The MAXX 3 represents an attempt to trickle-down in somewhat more compact form many of the features that Wilson introduced in the new version of the Alexandria, which, among other things, features a redesigned, more efficient midrange driver which I had the opportunity to hear at length a year ago at the Brooks Berdan store outside of Los Angeles. Powered by VTL Siegfried amplifiers, the Alexandria delivered gobsmackingly thunderous dynamics coupled with startling speed in the bass region, which is quite a feat, one that TAS editor Robert Harley has explored in his review of the Alexandria. Wilson himself has said that he decided to alter the Alexandria after extensive listening sessions at Vienna’s Musikverein, where he was able to listen to the Vienna Philharmonic rehearsing, among other things, Mahler’s glorious Second Symphony (“Resurrection”), conducted by Seiji Ozawa. They had no fewer than eight bass players playing that day (and one of them, says Wilson, actually owns a pair of Sophias). The Musikverein has the best acoustics of any hall I have ever heard. In fact, it contains two halls, one in the form of a large shoebox for orchestral and other large-scale performances as well as a more intimate one for chamber music.

Comments

Ken (not verified) -- Thu, 08/27/2009 - 12:26

"Despite their reputation for boom and sizzle, the MAXXs never seemed splashy or to have a hebephrenic quality. Instead, they are almost conservatively voiced."
Hebephrenic?
In the middle of a reasonably straightforward review, Mr. Heilbrunn felt it necessary to show off arcane vocabulary knowledge with a word that would confuse 99% of his reading audience. This doesn't serve any purpose other than an attempt at intellectual superiority.
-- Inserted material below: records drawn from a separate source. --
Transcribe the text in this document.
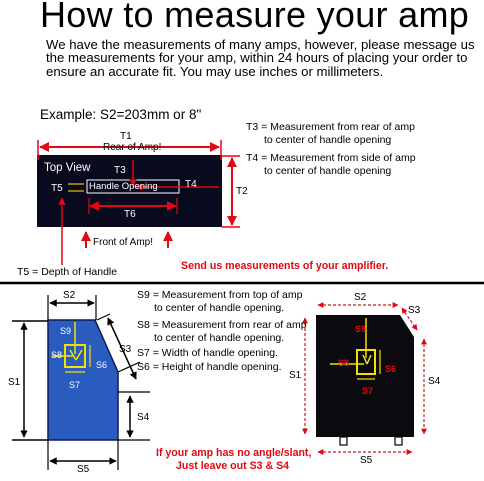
How to measure your amp
We have the measurements of many amps, however, please message us the measurements for your amp, within 24 hours of placing your order to ensure an accurate fit. You may use inches or millimeters.
Example: S2=203mm or 8"
Top View
T1
Rear of Amp!
T3
T4
T5	Handle Opening
T6
T2
Front of Amp!
T3 = Measurement from rear of amp
to center of handle opening
T4 = Measurement from side of amp
to center of handle opening
T5 = Depth of Handle	Send us measurements of your amplifier.
S9 = Measurement from top of amp
to center of handle opening.
S8 = Measurement from rear of amp
to center of handle opening.
S7 = Width of handle opening.
S6 = Height of handle opening.
If your amp has no angle/slant,
Just leave out S3 & S4
S2
S1
S3
S4
S5
S9
S8
S6
S7
S2
S3
S1
S4
S5
S9
S8
S6
S7
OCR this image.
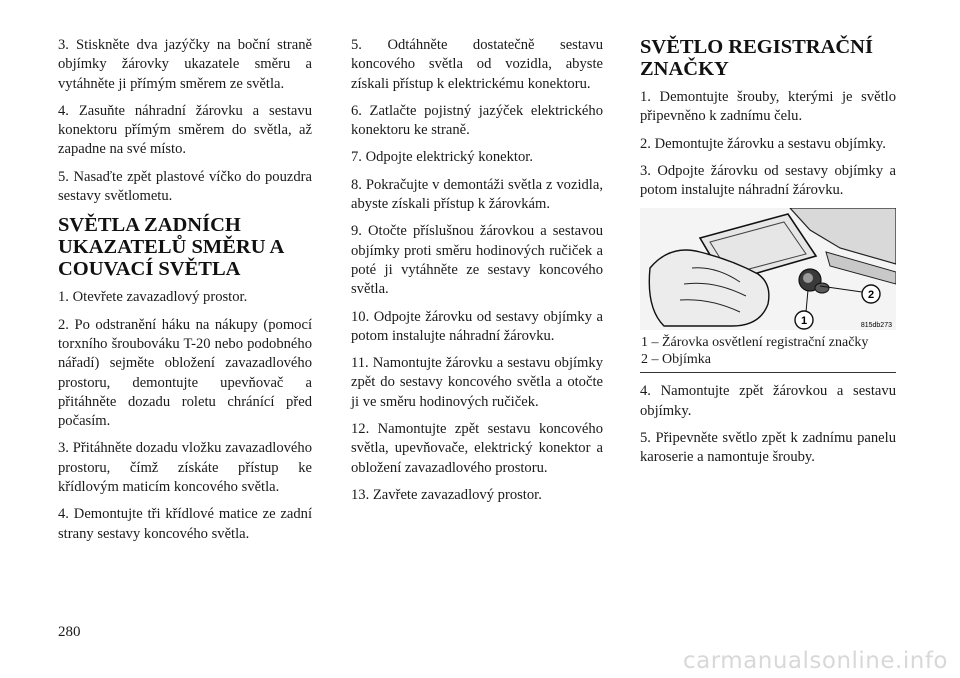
3. Stiskněte dva jazýčky na boční straně objímky žárovky ukazatele směru a vytáhněte ji přímým směrem ze světla.

4. Zasuňte náhradní žárovku a sestavu konektoru přímým směrem do světla, až zapadne na své místo.

5. Nasaďte zpět plastové víčko do pouzdra sestavy světlometu.

SVĚTLA ZADNÍCH UKAZATELŮ SMĚRU A COUVACÍ SVĚTLA

1. Otevřete zavazadlový prostor.

2. Po odstranění háku na nákupy (pomocí torxního šroubováku T-20 nebo podobného nářadí) sejměte obložení zavazadlového prostoru, demontujte upevňovač a přitáhněte dozadu roletu chránící před počasím.

3. Přitáhněte dozadu vložku zavazadlového prostoru, čímž získáte přístup ke křídlovým maticím koncového světla.

4. Demontujte tři křídlové matice ze zadní strany sestavy koncového světla.

5. Odtáhněte dostatečně sestavu koncového světla od vozidla, abyste získali přístup k elektrickému konektoru.

6. Zatlačte pojistný jazýček elektrického konektoru ke straně.

7. Odpojte elektrický konektor.

8. Pokračujte v demontáži světla z vozidla, abyste získali přístup k žárovkám.

9. Otočte příslušnou žárovkou a sestavou objímky proti směru hodinových ručiček a poté ji vytáhněte ze sestavy koncového světla.

10. Odpojte žárovku od sestavy objímky a potom instalujte náhradní žárovku.

11. Namontujte žárovku a sestavu objímky zpět do sestavy koncového světla a otočte ji ve směru hodinových ručiček.

12. Namontujte zpět sestavu koncového světla, upevňovače, elektrický konektor a obložení zavazadlového prostoru.

13. Zavřete zavazadlový prostor.

SVĚTLO REGISTRAČNÍ ZNAČKY

1. Demontujte šrouby, kterými je světlo připevněno k zadnímu čelu.

2. Demontujte žárovku a sestavu objímky.

3. Odpojte žárovku od sestavy objímky a potom instalujte náhradní žárovku.

2
1	815db273
1 – Žárovka osvětlení registrační značky
2 – Objímka

4. Namontujte zpět žárovkou a sestavu objímky.

5. Připevněte světlo zpět k zadnímu panelu karoserie a namontuje šrouby.

280
carmanualsonline.info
An attempt that fails when one realizes the word wasn't even an appropriate or best fitting one for the purpose. Hebephrenic indicates a medical condition of schizophrenia typified by delusions, hallucinations, foolish mannerisms, incoherence, or inappropriate laughter. It is not synonymous with splashiness, boom and sizzle, nor is it an antonym for conservative voicing. Unless of course, Mr Heilbrunn has had difficulties in the past with loudspeakers demonstrating hallucinations and outbursts of laughter.
I am not averse to multisyllabic words in spoken or written communications. But they should enhance the understanding of the topic by their singular appropriateness for the communicative task, and not be used as a parlor game of "I know something you don't."
 

joseph (not verified) -- Thu, 08/27/2009 - 18:41

yeah.....what he said

Ian Knight (not verified) -- Sat, 08/29/2009 - 07:39

Hmmmm. Hebephrenic Schizophrenia speakers!
Perhaps you have an Axis II disorder?

JBatlanta (not verified) -- Wed, 12/30/2009 - 08:02

Yeah....well, you used "antonym". ;)

JBatlanta (not verified) -- Wed, 12/30/2009 - 08:00

Well written and entertaining review. Especially appreciated the comparisons between Maxx2's, Maxx3's and the Alexandria. Very succinct analysis of just where this new Maxx3 fits in and what to expect based on experience with the Maxx2....which is very helpful when considering upgrading for us Maxx2 owners.